For their next mark, Big and Little Enos set their sights on a legendary and egotistical trucker known as the Bandit. They make their wager. They'll pay Bandit $80,000 if he can from Georgia to Texas, pick up a truck full of Coors Beer, and bring it back. An 1800 mile round trip in 28 hours. Egotist that he is, Bandit can't help but accept, but with a generous advance payment first.

With his advance, Bandit buys himself the legendary Trans-Am, and seeks out his old truck drivin' partner, the Snowman. Here's Bandit's plan: he will be the blocker...he'll drive on ahead his Trans-Am and do all kinds of speeding and reckless driving to keep the police officers distracted. While they're distracted, Snowman will drive on free and clear and deliver the beer.

So they head to Texas and pick up the beer no incident and start driving back to Georgia. On they way back, Bandit is flagged down by a bride on the side of the road...a dancer from New York City name Carrie. Since she needs a CB name, Bandit quickly dubs her "Frog" because she jumps around so much. With Frog in the passenger seat, he continues his drive to Georgia.

Now, Frog left someone at the altar. She was to be married to the dimwitted son of Sheriff Buford T. Justice. He's the Smokey of the title. Needless to say, he was very humiliated by how this New Yorker left his son at the altar, and so Justice swears to bring in Bandit, the man who stole his son's bride.

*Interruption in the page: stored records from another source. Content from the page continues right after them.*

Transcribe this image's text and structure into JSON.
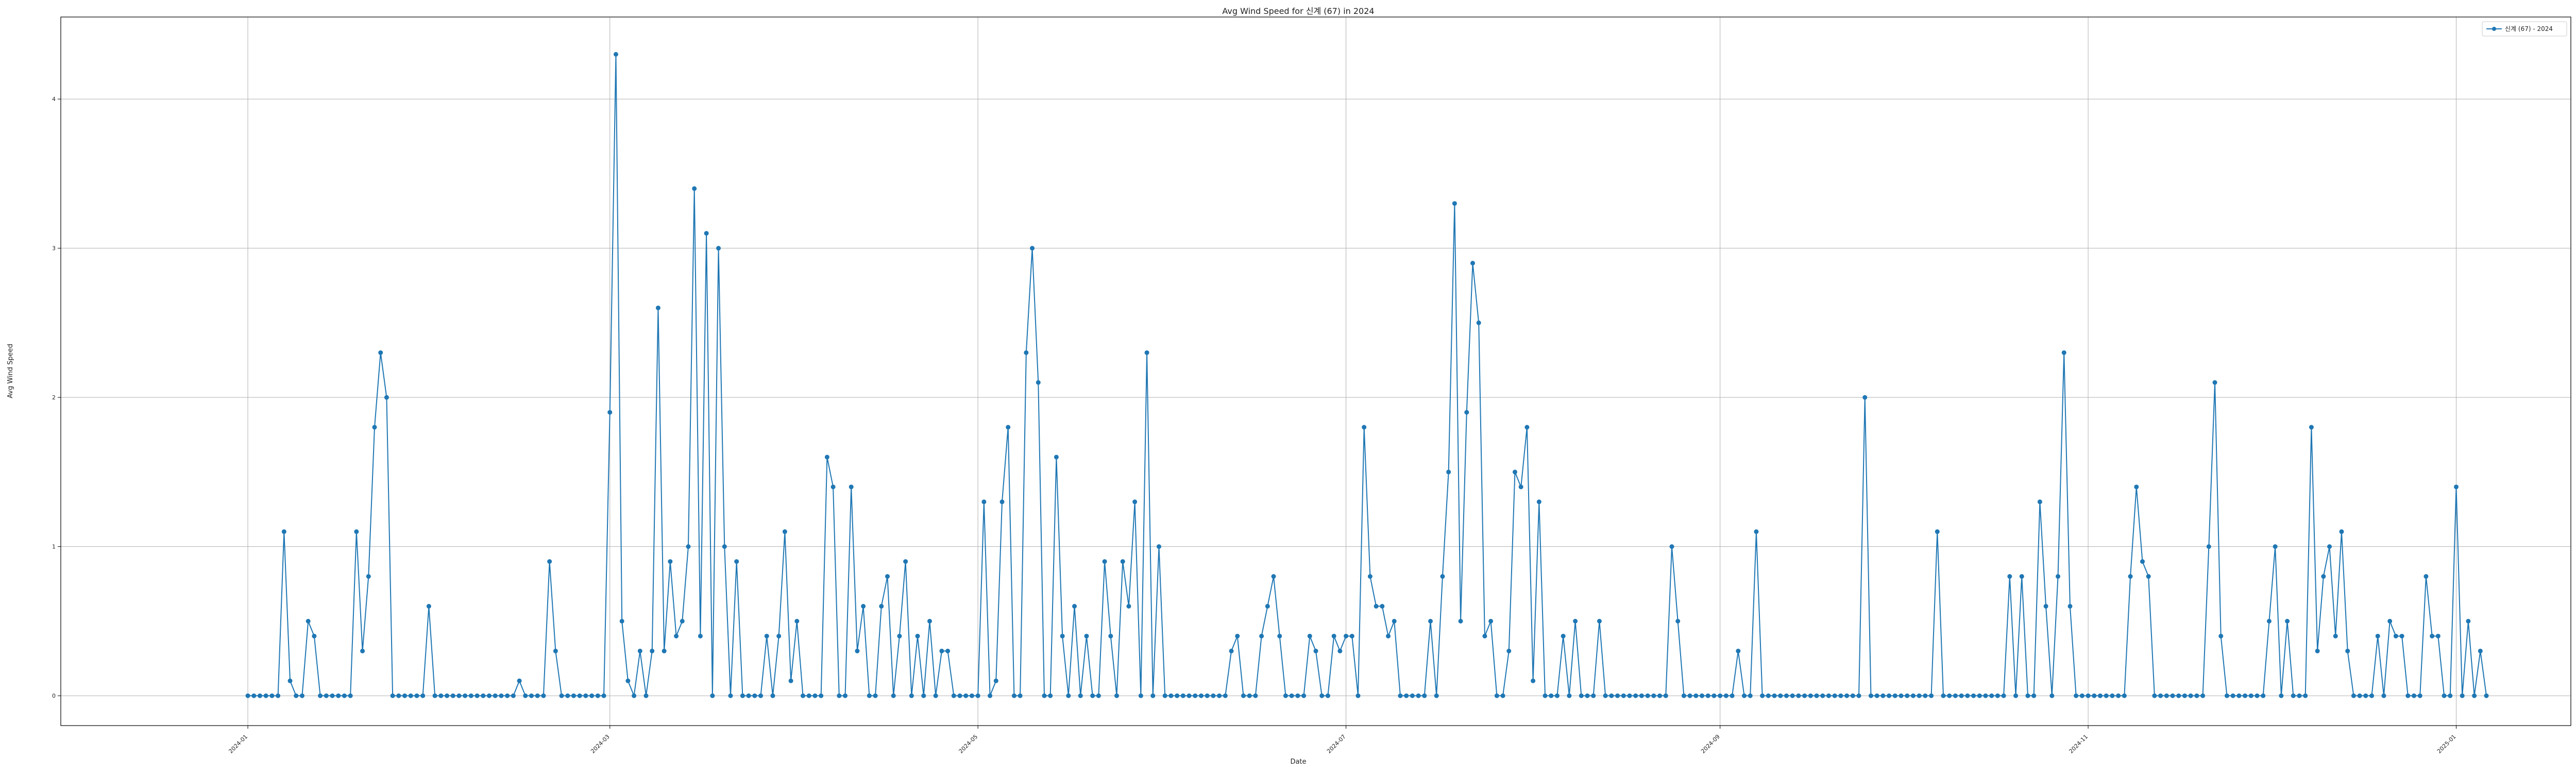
{
  "chart_data": {
    "type": "line",
    "title": "Avg Wind Speed for 신계 (67) in 2024",
    "xlabel": "Date",
    "ylabel": "Avg Wind Speed",
    "xlim": [
      "2023-12-01",
      "2025-01-20"
    ],
    "ylim": [
      -0.2,
      4.55
    ],
    "grid": true,
    "legend_position": "top-right",
    "x_ticks": [
      "2024-01",
      "2024-03",
      "2024-05",
      "2024-07",
      "2024-09",
      "2024-11",
      "2025-01"
    ],
    "y_ticks": [
      "0",
      "1",
      "2",
      "3",
      "4"
    ],
    "series": [
      {
        "name": "신계 (67) - 2024",
        "color": "#1f77b4",
        "x_start": "2024-01-01",
        "values": [
          0,
          0,
          0,
          0,
          0,
          0,
          1.1,
          0.1,
          0,
          0,
          0.5,
          0.4,
          0,
          0,
          0,
          0,
          0,
          0,
          1.1,
          0.3,
          0.8,
          1.8,
          2.3,
          2,
          0,
          0,
          0,
          0,
          0,
          0,
          0.6,
          0,
          0,
          0,
          0,
          0,
          0,
          0,
          0,
          0,
          0,
          0,
          0,
          0,
          0,
          0.1,
          0,
          0,
          0,
          0,
          0.9,
          0.3,
          0,
          0,
          0,
          0,
          0,
          0,
          0,
          0,
          1.9,
          4.3,
          0.5,
          0.1,
          0,
          0.3,
          0,
          0.3,
          2.6,
          0.3,
          0.9,
          0.4,
          0.5,
          1,
          3.4,
          0.4,
          3.1,
          0,
          3,
          1,
          0,
          0.9,
          0,
          0,
          0,
          0,
          0.4,
          0,
          0.4,
          1.1,
          0.1,
          0.5,
          0,
          0,
          0,
          0,
          1.6,
          1.4,
          0,
          0,
          1.4,
          0.3,
          0.6,
          0,
          0,
          0.6,
          0.8,
          0,
          0.4,
          0.9,
          0,
          0.4,
          0,
          0.5,
          0,
          0.3,
          0.3,
          0,
          0,
          0,
          0,
          0,
          1.3,
          0,
          0.1,
          1.3,
          1.8,
          0,
          0,
          2.3,
          3,
          2.1,
          0,
          0,
          1.6,
          0.4,
          0,
          0.6,
          0,
          0.4,
          0,
          0,
          0.9,
          0.4,
          0,
          0.9,
          0.6,
          1.3,
          0,
          2.3,
          0,
          1,
          0,
          0,
          0,
          0,
          0,
          0,
          0,
          0,
          0,
          0,
          0,
          0.3,
          0.4,
          0,
          0,
          0,
          0.4,
          0.6,
          0.8,
          0.4,
          0,
          0,
          0,
          0,
          0.4,
          0.3,
          0,
          0,
          0.4,
          0.3,
          0.4,
          0.4,
          0,
          1.8,
          0.8,
          0.6,
          0.6,
          0.4,
          0.5,
          0,
          0,
          0,
          0,
          0,
          0.5,
          0,
          0.8,
          1.5,
          3.3,
          0.5,
          1.9,
          2.9,
          2.5,
          0.4,
          0.5,
          0,
          0,
          0.3,
          1.5,
          1.4,
          1.8,
          0.1,
          1.3,
          0,
          0,
          0,
          0.4,
          0,
          0.5,
          0,
          0,
          0,
          0.5,
          0,
          0,
          0,
          0,
          0,
          0,
          0,
          0,
          0,
          0,
          0,
          1,
          0.5,
          0,
          0,
          0,
          0,
          0,
          0,
          0,
          0,
          0,
          0.3,
          0,
          0,
          1.1,
          0,
          0,
          0,
          0,
          0,
          0,
          0,
          0,
          0,
          0,
          0,
          0,
          0,
          0,
          0,
          0,
          0,
          2,
          0,
          0,
          0,
          0,
          0,
          0,
          0,
          0,
          0,
          0,
          0,
          1.1,
          0,
          0,
          0,
          0,
          0,
          0,
          0,
          0,
          0,
          0,
          0,
          0.8,
          0,
          0.8,
          0,
          0,
          1.3,
          0.6,
          0,
          0.8,
          2.3,
          0.6,
          0,
          0,
          0,
          0,
          0,
          0,
          0,
          0,
          0,
          0.8,
          1.4,
          0.9,
          0.8,
          0,
          0,
          0,
          0,
          0,
          0,
          0,
          0,
          0,
          1,
          2.1,
          0.4,
          0,
          0,
          0,
          0,
          0,
          0,
          0,
          0.5,
          1,
          0,
          0.5,
          0,
          0,
          0,
          1.8,
          0.3,
          0.8,
          1,
          0.4,
          1.1,
          0.3,
          0,
          0,
          0,
          0,
          0.4,
          0,
          0.5,
          0.4,
          0.4,
          0,
          0,
          0,
          0.8,
          0.4,
          0.4,
          0,
          0,
          1.4,
          0,
          0.5,
          0,
          0.3,
          0
        ]
      }
    ]
  }
}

Everything I just said happens in the first 15 minutes of the 90 minute movie. The remaining hour and 15 minutes is just one long series of car chases as Bandit, with the assistance of various truck drivers he contacts on his CB radio, outruns Sheriff Justice.

And they are good car chases. This is the time before computer animation, so no doubt, in order to film this stuff, they had to close down stretches of highway. Massive technical achievements when you think about it.

This is the film that creates the Burt Reynolds persona that we all know and love. This is where it began. The Bandit is such a smug bastard...he's a lovable asshole in this film. And of course, Sheriff Buford T. Justice. Played by the legendary comedian Jackie Gleason. According to the behind-the-scenes featurette I watched after the movie, Gleason only took the role if he'd be allowed to ad-lib, and about 80% of his final dialogue in the film was ad-libbed. The late 1970s were still a pretty politically incorrect time, so a lot of his lines get all racial slurry. But it's all Family Guy kind of stuff.

It's amazing looking back on this film's part in pop culture. It popularized the use of CB radios, which was quite the fad until the mid-1980s. And it ushered in a new era of country music, thanks to its legendary theme song.

Ya know, after all these years, it's still just a fun film.  I'm glad I got it.  And they really should make more movies where they end with a massive car chase...our hero being pursued by damn near every police officer in the country.  The only other movie I can think of that did that was The Blues Brothers.  I should get the 100th anniversary edition of that, too.